Emeriti

Johan P. Snapper

Em. Queen Beatrix Professor in Dutch Studies (snapper@berkeley.edu)

Professor Snapper did his Graduate work in Germanic languages and literatures at the University of Chicago (M.A.) and the University of California at Los Angeles (Ph.D.). He specializes in eighteenth-century German literature and modern Netherlandic literature. In addition to his doctoral dissertation (on Friedrich Maximilian Klinger) his publications include six books and more than fifty scholarly articles. One of his monographs deals with the work of the controversial Dutch writer Gerard Reve, while his most recent study (The Ways of Marga Minco) is a book on the Dutch writer Marga Minco, best known for her novels and short stories on the Jewish persecution in the Netherlands. Professor Snapper is on the Editorial Board of a number of publications, including the Publications of the American Association for Netherlandic Studies (PAANS), the Canadian Journal of Netherlandic Studies (CJNS) and De Nederlandse Taal. Among national and international offices he has held are the presidency of the American Association for Netherlandic Studies, membership on the executive board of the International Association for Netherlandics (IVN), and the chair of the Netherlands International Commission on Higher Education for Czechoslovakia, Hungary, and Rumania. He is also the organizer of eight international conferences on Dutch linguistics and literature and the founder of the Netherlands-America University League. For his scholarly and community service, Professor Snapper received a Congressional Citation of Merit (USA), and he has been knighted as Officer in the Order of Orange-Nassau (the Netherlands) and Officer in the Order of the Crown (Belgium). He also serves as the honorary consul of the Netherlands for northern California. Professor Snapper was presented with a Festschrift, Vantage Points, on the occasion of the 25th anniversary of the Queen Beatrix Chair.

Thomas F. Shannon

Em. Professor of Germanic Linguistics and Dutch Studies (tshannon@berkeley.edu)

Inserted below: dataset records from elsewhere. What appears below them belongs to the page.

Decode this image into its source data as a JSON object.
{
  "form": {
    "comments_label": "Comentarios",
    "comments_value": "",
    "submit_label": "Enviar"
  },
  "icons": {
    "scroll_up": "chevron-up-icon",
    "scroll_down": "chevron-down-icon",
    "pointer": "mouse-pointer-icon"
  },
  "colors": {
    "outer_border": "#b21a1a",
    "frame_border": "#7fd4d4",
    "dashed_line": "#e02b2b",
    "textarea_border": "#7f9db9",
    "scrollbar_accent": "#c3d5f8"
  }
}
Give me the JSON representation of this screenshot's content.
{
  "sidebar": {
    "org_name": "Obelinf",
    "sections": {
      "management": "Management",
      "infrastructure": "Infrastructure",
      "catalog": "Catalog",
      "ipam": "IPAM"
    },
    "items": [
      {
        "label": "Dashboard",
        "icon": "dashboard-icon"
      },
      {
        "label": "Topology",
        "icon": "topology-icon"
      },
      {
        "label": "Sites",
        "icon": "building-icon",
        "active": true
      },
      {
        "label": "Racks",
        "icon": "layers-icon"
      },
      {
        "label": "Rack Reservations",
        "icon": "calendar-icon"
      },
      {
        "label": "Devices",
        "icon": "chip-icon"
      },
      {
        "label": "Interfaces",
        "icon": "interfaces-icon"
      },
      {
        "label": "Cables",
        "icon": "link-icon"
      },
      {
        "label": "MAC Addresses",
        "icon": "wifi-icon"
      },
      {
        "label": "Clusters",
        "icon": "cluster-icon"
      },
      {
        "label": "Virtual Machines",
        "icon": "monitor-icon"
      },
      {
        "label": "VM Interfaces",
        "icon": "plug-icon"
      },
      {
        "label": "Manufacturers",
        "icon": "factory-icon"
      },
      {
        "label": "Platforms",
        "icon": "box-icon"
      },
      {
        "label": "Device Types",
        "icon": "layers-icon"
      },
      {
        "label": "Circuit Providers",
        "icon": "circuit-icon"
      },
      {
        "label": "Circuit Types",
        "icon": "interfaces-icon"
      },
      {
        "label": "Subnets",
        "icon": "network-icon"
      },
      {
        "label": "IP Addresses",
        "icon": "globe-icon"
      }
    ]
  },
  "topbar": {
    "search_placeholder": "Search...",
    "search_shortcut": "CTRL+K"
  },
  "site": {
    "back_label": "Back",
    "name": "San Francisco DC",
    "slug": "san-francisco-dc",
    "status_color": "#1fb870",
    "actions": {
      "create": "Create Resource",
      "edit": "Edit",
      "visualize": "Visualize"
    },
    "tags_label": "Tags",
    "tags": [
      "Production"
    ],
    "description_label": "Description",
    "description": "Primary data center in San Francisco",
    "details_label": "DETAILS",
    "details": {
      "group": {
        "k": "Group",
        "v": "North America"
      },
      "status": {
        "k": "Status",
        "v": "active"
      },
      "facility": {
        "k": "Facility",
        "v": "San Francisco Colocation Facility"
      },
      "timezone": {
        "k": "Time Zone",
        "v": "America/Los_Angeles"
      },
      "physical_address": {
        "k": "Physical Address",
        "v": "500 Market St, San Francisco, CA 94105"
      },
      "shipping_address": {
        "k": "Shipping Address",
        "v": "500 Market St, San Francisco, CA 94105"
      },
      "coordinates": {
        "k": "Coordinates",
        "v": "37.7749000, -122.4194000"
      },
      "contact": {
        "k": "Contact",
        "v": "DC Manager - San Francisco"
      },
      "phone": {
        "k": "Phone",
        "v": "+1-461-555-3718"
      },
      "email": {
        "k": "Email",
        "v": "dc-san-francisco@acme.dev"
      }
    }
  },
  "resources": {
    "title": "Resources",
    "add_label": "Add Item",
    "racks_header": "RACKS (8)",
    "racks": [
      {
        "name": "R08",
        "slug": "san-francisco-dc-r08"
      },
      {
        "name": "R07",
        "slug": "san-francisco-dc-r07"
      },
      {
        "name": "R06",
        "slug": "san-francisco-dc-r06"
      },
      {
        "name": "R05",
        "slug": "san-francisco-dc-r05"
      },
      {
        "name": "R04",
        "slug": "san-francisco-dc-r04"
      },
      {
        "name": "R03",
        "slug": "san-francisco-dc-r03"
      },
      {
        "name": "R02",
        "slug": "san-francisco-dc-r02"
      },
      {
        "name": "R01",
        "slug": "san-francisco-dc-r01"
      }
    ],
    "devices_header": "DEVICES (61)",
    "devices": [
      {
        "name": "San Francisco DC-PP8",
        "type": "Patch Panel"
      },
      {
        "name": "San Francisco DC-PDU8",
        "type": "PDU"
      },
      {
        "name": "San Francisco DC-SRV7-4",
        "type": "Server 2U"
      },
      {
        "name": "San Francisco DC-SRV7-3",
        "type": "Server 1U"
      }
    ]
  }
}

Thomas F. Shannon, Professor of Germanic Linguistics, member of the Dutch Studies Program faculty, and former director of the UC exchange program in Germany, has been in our department since 1980. He holds Master’s degrees in German (SUNY Albany) and Theoretical Linguistics (Indiana) and a Ph.D. in Germanic Linguistics (Indiana).

Shannon has taught and conducted research in the Netherlands at the Rijksuniversiteit Groningen on a Fulbright grant and researched at the Institut für deutsche Sprache in Mannheim. Active professionally, he serves on MLA Executive Committees, the Editorial Advisory Board of the Journal of Germanic Linguistics, the Interdisciplinary Journal for Germanic Linguistics and Semiotic Analysis, and the Dutch journal Nederlandse Taalkunde (Dutch Linguistics), and was formerly Vice President of the Society for Germanic Philology.

His areas of specialization are modern German and Dutch, particularly syntax and phonology, and he has published widely on a variety of topics, including naturalness, syllable structure, complementation and control, ergative phenomena, passivization, perfect auxiliary selection, and word order. He is particularly interested in functional and cognitive approaches, e.g. the affects of various semantic, pragmatic, and processing factors on syntactic phenomena. Working from actual texts, he is presently studying several word order phenomena in Dutch and German, especially the ordering of elements in the middle field as well as historical change in West Germanic, including Afrikaans, Low German, and Yiddish.

Professor Shannon is a faculty member of and Graduate Advisor for the Germanic Linguistics Specialization composed of six upper division and thirteen graduate level courses. As such the Specialization imbues the Humanities with a scientific component; thus priority to the carefully rotated linguistics courses is given for achieving the essential competence in Germanic Linguistics.